Comunicado frente a las protestas iniciadas durante los últimos días y el 18/10/19


Como Comisión Chilena Pro-Derechos Juveniles respaldamos la movilización social que se ha articulado desde principio de mes y que se materializó en la jornada de 18 de octubre 2019 en la provincia de Santiago. Creemos que estos hechos son la respuesta de la ciudadanía ante el descontento por la violencia estructural a la cual somos sometidos día a día y expresan un derecho humano básico a la rebelión y protesta. Hemos sido testigos al correr de los días que una vez más son las y los estudiantes secundarios quienes inician y levantan esta protesta social, expresando un enfoque de solidaridad y empatía para con sus familias y comunidades que a diario deben sostenerse con un sueldo y pensiones miserables haciendo frente a la privatización de sus derechos básicos.

Protestamos con una violencia catalizada mediante el alza de pasajes, que recordemos corresponde al más costoso de latinoamérica y representa un gasto mensual que supera un 20% del sueldo mínimo de nuestro país. Sin embargo, esta es la punta del iceberg de una violencia estructural, simbólica y material ejercida por el Estado de Chile que precariza, condena y criminaliza a la población más vulnerable. Lo realmente violento es lo que vivimos a diario y también lo expresado de forma sistemática en declaraciones desafortunadas que lo único que aportan es acrecentar el descontento y manifiestan una indolencia irrisoria sin brindar herramientas ni propuestas que deriven en algún cambio.

El presidente Sebastián Piñera y su gobierno presentan soluciones basadas en la política del garrote y ejercicio del miedo a través de declaraciones que expresan un atisbo mínimo de negociación pero que, por otro lado, devienen en expresiones y acciones reiteradas de represión policial como la declaración del Estado de emergencia, medida que por lo demás, en el contexto del pasado reciente, resulta en un recurso macabro que revive la experiencia traumática dictatorial.
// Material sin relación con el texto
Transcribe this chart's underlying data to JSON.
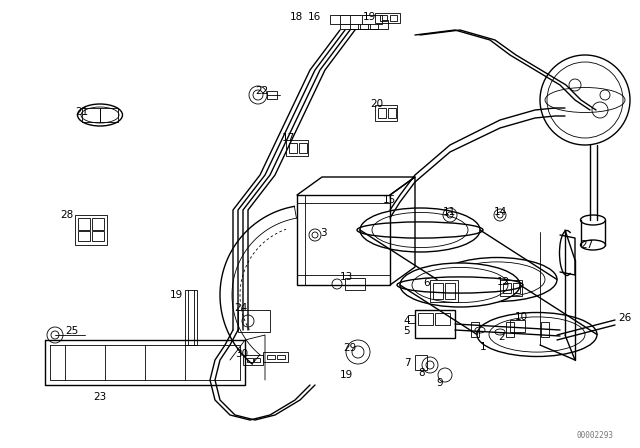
{
  "bg_color": "#ffffff",
  "line_color": "#000000",
  "fig_width": 6.4,
  "fig_height": 4.48,
  "dpi": 100,
  "watermark": "00002293"
}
Repudiamos y rechazamos tajantemente el accionar de Carabineros de Chile y Fuerzas Especiales durante esta jornada, quienes a través de fuerza desmedida y la utilización de armamento en contra de personas desarmadas, ha violado los derechos humanos de niños, niñas y jóvenes. Jóvenes que han sido atacados con perdigones a quemarropa, con bombas lacrimógenas que no discriminan, con carros lanza aguas direccionado en contra de cualquier persona, sin mediar las consecuencias que puede tener el derribar a otro y los daños irreparables que esto puede ocasionar, tal como ha ocurrido tantas veces en manifestaciones sociales.
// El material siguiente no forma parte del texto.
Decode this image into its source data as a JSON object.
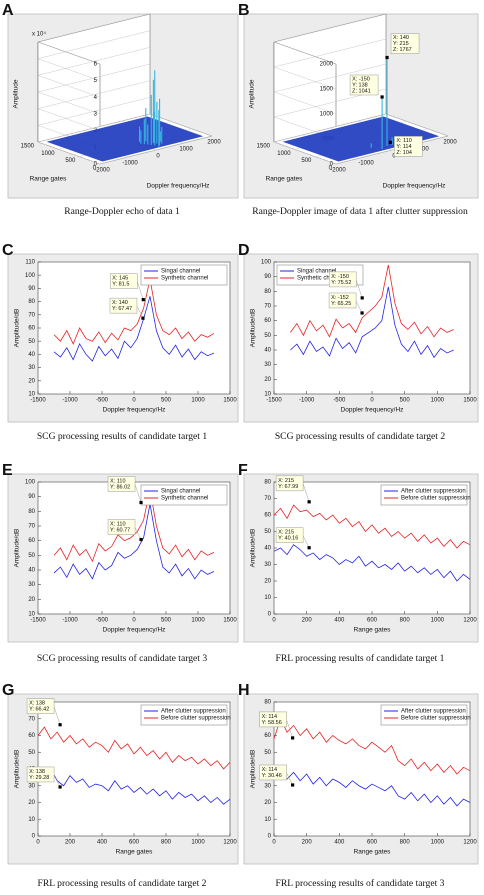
{
  "chart_data": [
    {
      "type": "surface3d",
      "panel_label": "A",
      "caption": "Range-Doppler echo of data 1",
      "xlabel": "Doppler frequency/Hz",
      "ylabel": "Range gates",
      "zlabel": "Amplitude",
      "z_multiplier": "x 10⁴",
      "xlim": [
        -2000,
        2000
      ],
      "xticks": [
        -2000,
        -1000,
        0,
        1000,
        2000
      ],
      "ylim": [
        0,
        1500
      ],
      "yticks": [
        0,
        500,
        1000,
        1500
      ],
      "zlim": [
        0,
        60000
      ],
      "zticks": [
        0,
        {
          "value": 10000,
          "label": "1"
        },
        {
          "value": 20000,
          "label": "2"
        },
        {
          "value": 30000,
          "label": "3"
        },
        {
          "value": 40000,
          "label": "4"
        },
        {
          "value": 50000,
          "label": "5"
        },
        {
          "value": 60000,
          "label": "6"
        }
      ],
      "surface_color": "#1f3cc0",
      "spikes": {
        "color": "#35b5e0",
        "x": [
          50,
          100,
          150,
          200,
          250,
          300,
          350,
          400,
          450,
          500,
          250,
          350,
          150,
          600
        ],
        "y": [
          400,
          350,
          300,
          250,
          200,
          450,
          300,
          250,
          350,
          200,
          100,
          150,
          500,
          300
        ],
        "z": [
          8000,
          15000,
          12000,
          30000,
          45000,
          20000,
          38000,
          25000,
          18000,
          10000,
          22000,
          28000,
          9000,
          6000
        ]
      },
      "annotations": []
    },
    {
      "type": "surface3d",
      "panel_label": "B",
      "caption": "Range-Doppler image of data 1 after clutter suppression",
      "xlabel": "Doppler frequency/Hz",
      "ylabel": "Range gates",
      "zlabel": "Amplitude",
      "xlim": [
        -2000,
        2000
      ],
      "xticks": [
        -2000,
        -1000,
        0,
        1000,
        2000
      ],
      "ylim": [
        0,
        1500
      ],
      "yticks": [
        0,
        500,
        1000,
        1500
      ],
      "zlim": [
        0,
        2000
      ],
      "zticks": [
        0,
        500,
        1000,
        1500,
        2000
      ],
      "surface_color": "#1f3cc0",
      "spikes": {
        "color": "#35b5e0",
        "x": [
          140,
          -150,
          300,
          500,
          -300,
          700
        ],
        "y": [
          215,
          138,
          200,
          150,
          300,
          250
        ],
        "z": [
          1767,
          1041,
          150,
          120,
          90,
          110
        ]
      },
      "annotations": [
        {
          "x": 140,
          "y": 215,
          "z": 1767,
          "labels": [
            "X: 140",
            "Y: 215",
            "Z: 1767"
          ]
        },
        {
          "x": -150,
          "y": 138,
          "z": 1041,
          "labels": [
            "X: -150",
            "Y: 138",
            "Z: 1041"
          ]
        },
        {
          "x": 110,
          "y": 114,
          "z": 104,
          "labels": [
            "X: 110",
            "Y: 114",
            "Z: 104"
          ]
        }
      ]
    },
    {
      "type": "line",
      "panel_label": "C",
      "caption": "SCG processing results of candidate target 1",
      "xlabel": "Doppler frequency/Hz",
      "ylabel": "Amplitude/dB",
      "legend": "upper right",
      "xlim": [
        -1500,
        1500
      ],
      "xticks": [
        -1500,
        -1000,
        -500,
        0,
        500,
        1000,
        1500
      ],
      "ylim": [
        10,
        110
      ],
      "yticks": [
        10,
        20,
        30,
        40,
        50,
        60,
        70,
        80,
        90,
        100,
        110
      ],
      "x": [
        -1250,
        -1150,
        -1050,
        -950,
        -850,
        -750,
        -650,
        -550,
        -450,
        -350,
        -250,
        -150,
        -50,
        50,
        150,
        250,
        350,
        450,
        550,
        650,
        750,
        850,
        950,
        1050,
        1150,
        1250
      ],
      "series": [
        {
          "name": "Singal channel",
          "color": "#2323e6",
          "values": [
            42,
            38,
            45,
            36,
            48,
            40,
            35,
            46,
            39,
            44,
            37,
            50,
            45,
            52,
            67,
            84,
            58,
            45,
            40,
            47,
            38,
            44,
            36,
            42,
            39,
            41
          ]
        },
        {
          "name": "Synthetic channel",
          "color": "#e62323",
          "values": [
            55,
            50,
            58,
            48,
            60,
            52,
            50,
            57,
            49,
            56,
            51,
            60,
            58,
            63,
            75,
            97,
            70,
            58,
            55,
            60,
            52,
            57,
            50,
            55,
            53,
            56
          ]
        }
      ],
      "annotations": [
        {
          "x": 145,
          "y": 81.5,
          "labels": [
            "X: 145",
            "Y: 81.5"
          ]
        },
        {
          "x": 140,
          "y": 67.47,
          "labels": [
            "X: 140",
            "Y: 67.47"
          ]
        }
      ]
    },
    {
      "type": "line",
      "panel_label": "D",
      "caption": "SCG processing results of candidate target 2",
      "xlabel": "Doppler frequency/Hz",
      "ylabel": "Amplitude/dB",
      "legend": "upper left",
      "xlim": [
        -1500,
        1500
      ],
      "xticks": [
        -1500,
        -1000,
        -500,
        0,
        500,
        1000,
        1500
      ],
      "ylim": [
        10,
        100
      ],
      "yticks": [
        10,
        20,
        30,
        40,
        50,
        60,
        70,
        80,
        90,
        100
      ],
      "x": [
        -1250,
        -1150,
        -1050,
        -950,
        -850,
        -750,
        -650,
        -550,
        -450,
        -350,
        -250,
        -150,
        -50,
        50,
        150,
        250,
        350,
        450,
        550,
        650,
        750,
        850,
        950,
        1050,
        1150,
        1250
      ],
      "series": [
        {
          "name": "Singal channel",
          "color": "#2323e6",
          "values": [
            40,
            44,
            37,
            46,
            39,
            42,
            36,
            48,
            41,
            45,
            38,
            49,
            52,
            55,
            60,
            83,
            57,
            44,
            39,
            46,
            37,
            43,
            35,
            41,
            38,
            40
          ]
        },
        {
          "name": "Synthetic channel",
          "color": "#e62323",
          "values": [
            52,
            58,
            50,
            60,
            53,
            57,
            49,
            61,
            55,
            58,
            52,
            62,
            66,
            70,
            76,
            98,
            72,
            58,
            54,
            59,
            51,
            56,
            49,
            55,
            52,
            54
          ]
        }
      ],
      "annotations": [
        {
          "x": -150,
          "y": 75.52,
          "labels": [
            "X: -150",
            "Y: 75.52"
          ]
        },
        {
          "x": -152,
          "y": 65.25,
          "labels": [
            "X: -152",
            "Y: 65.25"
          ]
        }
      ]
    },
    {
      "type": "line",
      "panel_label": "E",
      "caption": "SCG processing results of candidate target 3",
      "xlabel": "Doppler frequency/Hz",
      "ylabel": "Amplitude/dB",
      "legend": "upper right",
      "xlim": [
        -1500,
        1500
      ],
      "xticks": [
        -1500,
        -1000,
        -500,
        0,
        500,
        1000,
        1500
      ],
      "ylim": [
        10,
        100
      ],
      "yticks": [
        10,
        20,
        30,
        40,
        50,
        60,
        70,
        80,
        90,
        100
      ],
      "x": [
        -1250,
        -1150,
        -1050,
        -950,
        -850,
        -750,
        -650,
        -550,
        -450,
        -350,
        -250,
        -150,
        -50,
        50,
        150,
        250,
        350,
        450,
        550,
        650,
        750,
        850,
        950,
        1050,
        1150,
        1250
      ],
      "series": [
        {
          "name": "Singal channel",
          "color": "#2323e6",
          "values": [
            38,
            42,
            35,
            44,
            37,
            41,
            34,
            45,
            40,
            43,
            52,
            48,
            50,
            54,
            62,
            85,
            60,
            42,
            38,
            44,
            36,
            41,
            34,
            40,
            37,
            39
          ]
        },
        {
          "name": "Synthetic channel",
          "color": "#e62323",
          "values": [
            50,
            55,
            47,
            57,
            50,
            54,
            46,
            58,
            53,
            56,
            64,
            60,
            62,
            66,
            74,
            95,
            70,
            55,
            51,
            57,
            49,
            54,
            47,
            53,
            50,
            52
          ]
        }
      ],
      "annotations": [
        {
          "x": 110,
          "y": 86.02,
          "labels": [
            "X: 110",
            "Y: 86.02"
          ]
        },
        {
          "x": 110,
          "y": 60.77,
          "labels": [
            "X: 110",
            "Y: 60.77"
          ]
        }
      ]
    },
    {
      "type": "line",
      "panel_label": "F",
      "caption": "FRL processing results of candidate target 1",
      "xlabel": "Range gates",
      "ylabel": "Amplitude/dB",
      "legend": "upper right",
      "xlim": [
        0,
        1200
      ],
      "xticks": [
        0,
        200,
        400,
        600,
        800,
        1000,
        1200
      ],
      "ylim": [
        0,
        80
      ],
      "yticks": [
        0,
        10,
        20,
        30,
        40,
        50,
        60,
        70,
        80
      ],
      "x": [
        0,
        40,
        80,
        120,
        160,
        200,
        240,
        280,
        320,
        360,
        400,
        440,
        480,
        520,
        560,
        600,
        640,
        680,
        720,
        760,
        800,
        840,
        880,
        920,
        960,
        1000,
        1040,
        1080,
        1120,
        1160,
        1200
      ],
      "series": [
        {
          "name": "After clutter suppression",
          "color": "#2323e6",
          "values": [
            38,
            40,
            36,
            42,
            39,
            35,
            37,
            33,
            36,
            34,
            30,
            33,
            31,
            35,
            29,
            32,
            28,
            30,
            27,
            31,
            26,
            29,
            25,
            28,
            24,
            27,
            22,
            26,
            20,
            24,
            21
          ]
        },
        {
          "name": "Before clutter suppression",
          "color": "#e62323",
          "values": [
            60,
            64,
            58,
            66,
            62,
            63,
            59,
            61,
            57,
            60,
            55,
            58,
            53,
            56,
            50,
            54,
            49,
            52,
            47,
            50,
            46,
            49,
            44,
            48,
            43,
            46,
            41,
            45,
            40,
            44,
            42
          ]
        }
      ],
      "annotations": [
        {
          "x": 215,
          "y": 67.99,
          "labels": [
            "X: 215",
            "Y: 67.99"
          ]
        },
        {
          "x": 215,
          "y": 40.16,
          "labels": [
            "X: 215",
            "Y: 40.16"
          ]
        }
      ]
    },
    {
      "type": "line",
      "panel_label": "G",
      "caption": "FRL processing results of candidate target 2",
      "xlabel": "Range gates",
      "ylabel": "Amplitude/dB",
      "legend": "upper right",
      "xlim": [
        0,
        1200
      ],
      "xticks": [
        0,
        200,
        400,
        600,
        800,
        1000,
        1200
      ],
      "ylim": [
        0,
        80
      ],
      "yticks": [
        0,
        10,
        20,
        30,
        40,
        50,
        60,
        70,
        80
      ],
      "x": [
        0,
        40,
        80,
        120,
        160,
        200,
        240,
        280,
        320,
        360,
        400,
        440,
        480,
        520,
        560,
        600,
        640,
        680,
        720,
        760,
        800,
        840,
        880,
        920,
        960,
        1000,
        1040,
        1080,
        1120,
        1160,
        1200
      ],
      "series": [
        {
          "name": "After clutter suppression",
          "color": "#2323e6",
          "values": [
            38,
            35,
            40,
            33,
            30,
            36,
            32,
            34,
            29,
            31,
            30,
            27,
            33,
            28,
            30,
            26,
            29,
            25,
            28,
            24,
            27,
            22,
            26,
            23,
            25,
            21,
            24,
            20,
            23,
            19,
            22
          ]
        },
        {
          "name": "Before clutter suppression",
          "color": "#e62323",
          "values": [
            60,
            65,
            58,
            62,
            56,
            60,
            55,
            58,
            53,
            56,
            54,
            50,
            57,
            52,
            55,
            49,
            53,
            48,
            51,
            46,
            50,
            44,
            48,
            45,
            47,
            43,
            46,
            42,
            45,
            40,
            44
          ]
        }
      ],
      "annotations": [
        {
          "x": 138,
          "y": 66.42,
          "labels": [
            "X: 138",
            "Y: 66.42"
          ]
        },
        {
          "x": 138,
          "y": 29.28,
          "labels": [
            "X: 138",
            "Y: 29.28"
          ]
        }
      ]
    },
    {
      "type": "line",
      "panel_label": "H",
      "caption": "FRL processing results of candidate target 3",
      "xlabel": "Range gates",
      "ylabel": "Amplitude/dB",
      "legend": "upper right",
      "xlim": [
        0,
        1200
      ],
      "xticks": [
        0,
        200,
        400,
        600,
        800,
        1000,
        1200
      ],
      "ylim": [
        0,
        80
      ],
      "yticks": [
        0,
        10,
        20,
        30,
        40,
        50,
        60,
        70,
        80
      ],
      "x": [
        0,
        40,
        80,
        120,
        160,
        200,
        240,
        280,
        320,
        360,
        400,
        440,
        480,
        520,
        560,
        600,
        640,
        680,
        720,
        760,
        800,
        840,
        880,
        920,
        960,
        1000,
        1040,
        1080,
        1120,
        1160,
        1200
      ],
      "series": [
        {
          "name": "After clutter suppression",
          "color": "#2323e6",
          "values": [
            36,
            40,
            34,
            38,
            33,
            37,
            31,
            35,
            30,
            34,
            32,
            29,
            33,
            30,
            28,
            31,
            29,
            27,
            30,
            24,
            22,
            26,
            21,
            25,
            20,
            24,
            19,
            23,
            18,
            22,
            20
          ]
        },
        {
          "name": "Before clutter suppression",
          "color": "#e62323",
          "values": [
            58,
            70,
            62,
            66,
            60,
            64,
            58,
            62,
            56,
            60,
            57,
            55,
            58,
            54,
            52,
            56,
            53,
            50,
            54,
            45,
            42,
            46,
            40,
            44,
            39,
            43,
            38,
            42,
            37,
            41,
            39
          ]
        }
      ],
      "annotations": [
        {
          "x": 114,
          "y": 58.56,
          "labels": [
            "X: 114",
            "Y: 58.56"
          ]
        },
        {
          "x": 114,
          "y": 30.46,
          "labels": [
            "X: 114",
            "Y: 30.46"
          ]
        }
      ]
    }
  ]
}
Emplazamos a los medios de prensa nacional tradicionales a ejercer su labor basada en los límites éticos que la profesión les confiere. Hemos sido testigos de cómo durante toda la semana, pero sobre todo el día de ayer, presentaron una cobertura informativa centrada en la criminalización, alejándose de los principios democráticos y representando una realidad completamente distorsionada. Justifican la represión social, y peor aún, sustituyen y omiten información relevante en torno a ella, replicando constantemente la quema de un bus,  mientras que por otros medios éramos testigos de la cantidad de jóvenes lesionados a causa de perdigones dirigidos por la FF.EE. Esta forma de manipulación informativa deriva en una doctrina del shock, que atemoriza a la población, confunde y atenta contra la veracidad de los acontecimientos en su amplio espectro, y además expresa el nulo aprendizaje en torno a las formas de abordar los hechos y el resguardo de los derechos humanos.
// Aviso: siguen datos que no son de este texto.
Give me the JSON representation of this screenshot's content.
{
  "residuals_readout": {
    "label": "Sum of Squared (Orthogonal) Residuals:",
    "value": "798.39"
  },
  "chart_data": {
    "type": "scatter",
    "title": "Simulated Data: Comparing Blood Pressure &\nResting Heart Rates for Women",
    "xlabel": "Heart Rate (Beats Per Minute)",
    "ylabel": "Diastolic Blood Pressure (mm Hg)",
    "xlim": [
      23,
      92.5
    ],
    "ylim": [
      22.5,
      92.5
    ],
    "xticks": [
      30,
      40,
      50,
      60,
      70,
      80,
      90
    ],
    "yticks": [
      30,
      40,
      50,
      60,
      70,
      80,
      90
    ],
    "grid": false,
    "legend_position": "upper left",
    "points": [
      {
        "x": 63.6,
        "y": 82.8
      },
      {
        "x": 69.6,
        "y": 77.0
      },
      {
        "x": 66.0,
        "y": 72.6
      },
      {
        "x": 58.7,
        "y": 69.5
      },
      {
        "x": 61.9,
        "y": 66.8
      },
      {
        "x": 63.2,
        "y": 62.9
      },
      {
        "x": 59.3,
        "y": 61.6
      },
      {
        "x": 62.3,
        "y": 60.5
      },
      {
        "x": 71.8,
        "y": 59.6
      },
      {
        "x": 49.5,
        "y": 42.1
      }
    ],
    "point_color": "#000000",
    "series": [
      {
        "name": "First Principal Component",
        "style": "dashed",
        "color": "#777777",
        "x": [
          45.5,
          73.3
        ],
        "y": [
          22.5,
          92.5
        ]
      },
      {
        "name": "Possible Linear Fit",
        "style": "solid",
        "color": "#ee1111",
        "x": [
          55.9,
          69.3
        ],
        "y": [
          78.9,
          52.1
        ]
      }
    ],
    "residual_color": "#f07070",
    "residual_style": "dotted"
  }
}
Finalmente, el lema respecto a la niñez y adolescencia durante el gobierno de Sebastián Piñera ha sido “Los niños primero” y a partir de estos acontecimientos nos preguntamos ¿cuáles son los niños y adolescentes que este presidente protege? ¿cuáles son los derechos que se pretende resguardar desde un gobierno que no es capaz de comprender a los niños, niñas y adolescentes como sujetos sociales activos en la lucha social por los derechos fundamentales de toda la ciudadanía? Es evidente que en materias de infancia y adolescencia no se ha avanzado, y el poder político/social los siguen comprendiendo como “objetos” de derechos, en dónde se debe “depositar” y adoctrinar en función de construir adultos que obedezcan, despojándolos del derecho a pensar, a sentir y a articular movilización social por ser considerados “menores” y sin poder para reflexionar desde sus propias ideas.

Rechazamos tajantemente esta forma de comprender y violentar a las y los jóvenes. Creemos que es momento de levantarnos, articularnos y manifestarnos para dar cuenta del descontento social por la violencia estructural y la violación sistemática de nuestros derechos humanos.

Estamos con todas y todos los jóvenes que luchan:

Resistan, que nadie les quite su voz y el derecho a la rebelión.